Preserving The Internet... and Everything Else

aristus · on April 2, 2012

A couple of years ago I proposed a decentralized dead-tree archival network using time capsules and a shared location map. I've made a few capsules already.

http://carlos.bueno.org/2010/09/paper-internet.html

http://www.wired.com/beyond_the_beyond/2010/10/dead-media-be...

benohear · on April 2, 2012

I'm curious to see how we are going to navigate this data.

I'd love to see an etherpad type slider where you can see a page evolve.

Or could we have a search of the entire history of the internet? Or search and browse the internet "as it was in 2007"? It's fascinating to think that Google "only" allows you to search a snapshot of the internet as it is now.

On the other hand the death of the ephemeral scares me a bit. It's like watching Captain Flam again as an adult. If you loved it as a kid, heed this warning - don't do it.

zoul · on April 2, 2012

Is it really that paramount to keep most of the web around? The obvious knee-jerk answer is that it’s a great resource about our history, but honestly, I would not care if most of the web simply perished the natural way. It’s only seldom that I use the Wayback Machine and if the content I’m looking for would not be there, it would be no big deal for me. Where is the point of storing too much information?

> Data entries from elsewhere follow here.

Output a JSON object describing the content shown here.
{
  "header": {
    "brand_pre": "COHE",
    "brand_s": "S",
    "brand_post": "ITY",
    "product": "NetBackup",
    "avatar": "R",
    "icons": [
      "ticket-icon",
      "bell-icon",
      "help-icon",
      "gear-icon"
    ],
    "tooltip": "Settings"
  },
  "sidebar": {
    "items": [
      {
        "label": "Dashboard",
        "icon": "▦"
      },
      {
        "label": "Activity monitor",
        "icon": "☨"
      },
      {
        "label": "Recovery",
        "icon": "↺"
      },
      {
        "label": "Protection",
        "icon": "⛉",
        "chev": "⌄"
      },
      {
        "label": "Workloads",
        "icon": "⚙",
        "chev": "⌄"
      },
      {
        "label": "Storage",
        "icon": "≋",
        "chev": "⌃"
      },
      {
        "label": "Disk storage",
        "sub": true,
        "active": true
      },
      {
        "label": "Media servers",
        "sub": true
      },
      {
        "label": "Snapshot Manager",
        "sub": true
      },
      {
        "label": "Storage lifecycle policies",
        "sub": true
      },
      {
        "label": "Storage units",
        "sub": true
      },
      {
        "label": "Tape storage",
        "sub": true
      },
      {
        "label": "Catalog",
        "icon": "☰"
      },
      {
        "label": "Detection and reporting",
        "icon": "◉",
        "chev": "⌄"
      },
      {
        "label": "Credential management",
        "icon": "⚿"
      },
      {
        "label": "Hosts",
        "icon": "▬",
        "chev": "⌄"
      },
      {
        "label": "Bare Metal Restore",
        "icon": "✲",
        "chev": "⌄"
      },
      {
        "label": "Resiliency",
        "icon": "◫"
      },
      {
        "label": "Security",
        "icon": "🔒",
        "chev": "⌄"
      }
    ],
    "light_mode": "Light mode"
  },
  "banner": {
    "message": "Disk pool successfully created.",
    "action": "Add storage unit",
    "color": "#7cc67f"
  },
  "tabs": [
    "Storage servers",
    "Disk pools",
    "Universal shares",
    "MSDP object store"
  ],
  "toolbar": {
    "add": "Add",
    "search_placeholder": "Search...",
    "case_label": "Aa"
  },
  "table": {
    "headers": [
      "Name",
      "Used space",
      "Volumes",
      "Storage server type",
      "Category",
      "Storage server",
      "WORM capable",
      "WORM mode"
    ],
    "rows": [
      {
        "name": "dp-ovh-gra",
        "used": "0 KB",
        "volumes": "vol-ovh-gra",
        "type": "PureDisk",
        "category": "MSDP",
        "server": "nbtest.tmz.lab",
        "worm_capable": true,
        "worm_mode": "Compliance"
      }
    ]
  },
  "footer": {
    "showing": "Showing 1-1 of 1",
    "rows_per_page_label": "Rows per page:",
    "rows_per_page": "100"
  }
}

tripzilch · on April 2, 2012

> It’s only seldom that I use the Wayback Machine and if the content I’m looking for would not be there, it would be no big deal for me.

Depends on what sorts of thing you and me look for on the web, I suppose then.

I use the Wayback Machine regularly, and what I need from it is usually quite valuable (to me), if I could not have found it anywhere else.

Only yesterday I was wandering along information about symmetry groups and tilings of the plane, so you come across the Geometry Junkyard[1] ... dead links all over the place as soon as you take more than a few steps! A lot of those are old university home pages, the ones with ~s in them. If the person doesn't work there anymore, they often rot, and the information doesn't always get transferred to the next site or blog. I know I'm guilty of the same, quite a few ancient old sites floating about that I never bothered collecting under one domain. I know the IA has got them though :)

[1] http://www.ics.uci.edu/~eppstein/junkyard/topic.html

wvenable · on April 2, 2012

You're only looking back maybe 20 years. Imagine this same information 100 years from now. 200 years. 1000 years.

justincormack · on April 2, 2012

Can I just not find it on the Internet Archive site, or is it really the case that they only have one location? In an earthquake zone?

simonw · on April 2, 2012

http://en.wikipedia.org/wiki/Internet_Archive

"To ensure the stability and endurance of the Internet Archive, its collection is mirrored at the Bibliotheca Alexandrina in Egypt."

justincormack · on April 2, 2012

Although http://www.bibalex.org/isis/frontend/archive/archive_web.asp... says:

"The Internet Archive at the BA includes the web collection of 1996 through 2007. It represents about 1.5 petabytes of data stored on 880 computers."

So it seems to be a partial snapshot not a dynamic mirror.

jameshart · on April 2, 2012

Welcome to The Library of Alexandria: It has been 2060 years since our last catastrophic loss of data.

swalsh · on April 2, 2012

It would be interesting, a decentralized distributed backup solution for things as important as this.

Also, way cheaper, and if you have a client do the crawling, the speed would increase several orders of magnitude. The real challenge becomes keeping track of where data is, and how many redundant copies there are. Actually i'm sure its a really interesting statistics problem.

eru · on April 2, 2012

The people behind Wuala seem to have figured out a way to deal with the redundant copies on client hardware.

vitno · on April 2, 2012

"With offices located in San Francisco, California, USA, and data centers in San Francisco, Redwood City, and Mountain View, California, USA, the Archive's largest collection is its web archive, "snapshots of the World Wide Web". To ensure the stability and endurance of the Internet Archive, its collection is mirrored at the Bibliotheca Alexandrina in Egypt."

itsameta4 · on April 2, 2012

Keeping all the world's knowledge in the library at Alexandria worked so well the last time : /

Wilduck · on April 2, 2012

All I can think about when I read this is "Who archives the archives?" It's hard for me to imagine the amount of infrastructure required to create something like the internet archive, let alone make sure that the archive is sanely backed up (archived if you will).